FIGURE 5.

Cysteine cross-linking suggests proximity of the second transmembrane domains. A, cldn2 can be cross-linked with disulfide cross-linkers by perimembrane cysteines. MDCK cells induced to express wild-type cldn2 (C2) and cldn2 with perimembrane cysteines mutated to serines (C24S) were incubated overnight in 2-bromopalmitate to inhibit palmitoylation and then incubated without (−) and with (+) the cysteine cross-linker DTME. Cell extracts were subjected to SDS-PAGE and immunoblotted for VSV-g cldn2 (red) and occludin (green); wild-type cldn2 was cross-linked with much greater efficiency than cldn2^4S; cldn2^4S migrates as a dimer in BN-PAGE (data not shown). B, mutational analysis suggests that the second transmembrane domains may be in close proximity.
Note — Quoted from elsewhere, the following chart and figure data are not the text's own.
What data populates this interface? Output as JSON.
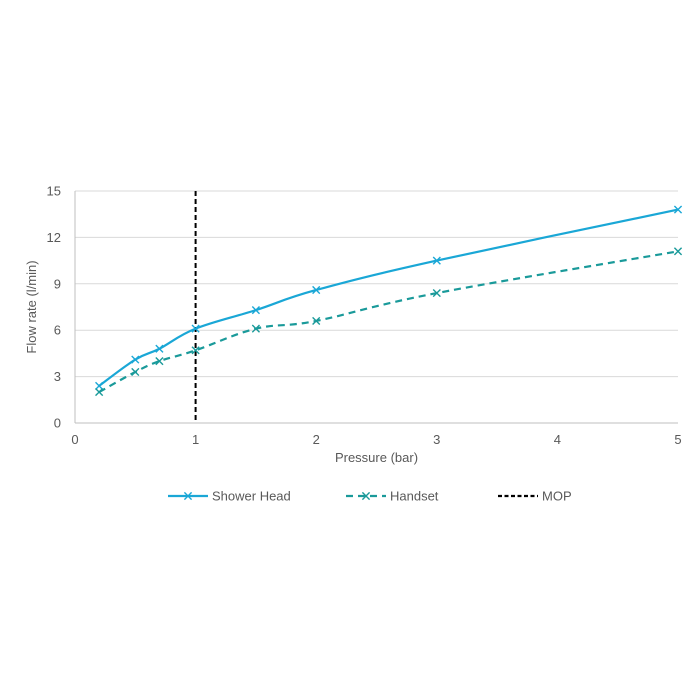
{
  "chart_data": {
    "type": "line",
    "xlabel": "Pressure (bar)",
    "ylabel": "Flow rate (l/min)",
    "xlim": [
      0,
      5
    ],
    "ylim": [
      0,
      15
    ],
    "xticks": [
      0,
      1,
      2,
      3,
      4,
      5
    ],
    "yticks": [
      0,
      3,
      6,
      9,
      12,
      15
    ],
    "xtick_labels": [
      "0",
      "1",
      "2",
      "3",
      "4",
      "5"
    ],
    "ytick_labels": [
      "0",
      "3",
      "6",
      "9",
      "12",
      "15"
    ],
    "grid": "horizontal",
    "legend_position": "bottom",
    "series": [
      {
        "name": "Shower Head",
        "color": "#1AA7D6",
        "style": "solid",
        "marker": "x",
        "x": [
          0.2,
          0.5,
          0.7,
          1.0,
          1.5,
          2.0,
          3.0,
          5.0
        ],
        "y": [
          2.4,
          4.1,
          4.8,
          6.1,
          7.3,
          8.6,
          10.5,
          13.8
        ]
      },
      {
        "name": "Handset",
        "color": "#1A9A9A",
        "style": "dashed",
        "marker": "x",
        "x": [
          0.2,
          0.5,
          0.7,
          1.0,
          1.5,
          2.0,
          3.0,
          5.0
        ],
        "y": [
          2.0,
          3.3,
          4.0,
          4.7,
          6.1,
          6.6,
          8.4,
          11.1
        ]
      }
    ],
    "vertical_lines": [
      {
        "name": "MOP",
        "x": 1.0,
        "color": "#000000",
        "style": "dashed"
      }
    ]
  }
}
MDCK cells stably transfected and induced to express VSV-g-tagged cldn2 with perimembrane cysteines mutated to serines after the second (TM2 Cys → Ser) or fourth (TM4 Cys → Ser) were incubated overnight without (−) or with (+) 2-bromopalmitate and then treated (+) with cysteine cross-linker. The only sample where cross-linking to dimer (arrow) was clearly dependent on preincubation with 2-bromopalmitate and DTME was TM4 (Cys → Ser), suggesting a critical role for perimembrane cysteines following the second transmembrane domain.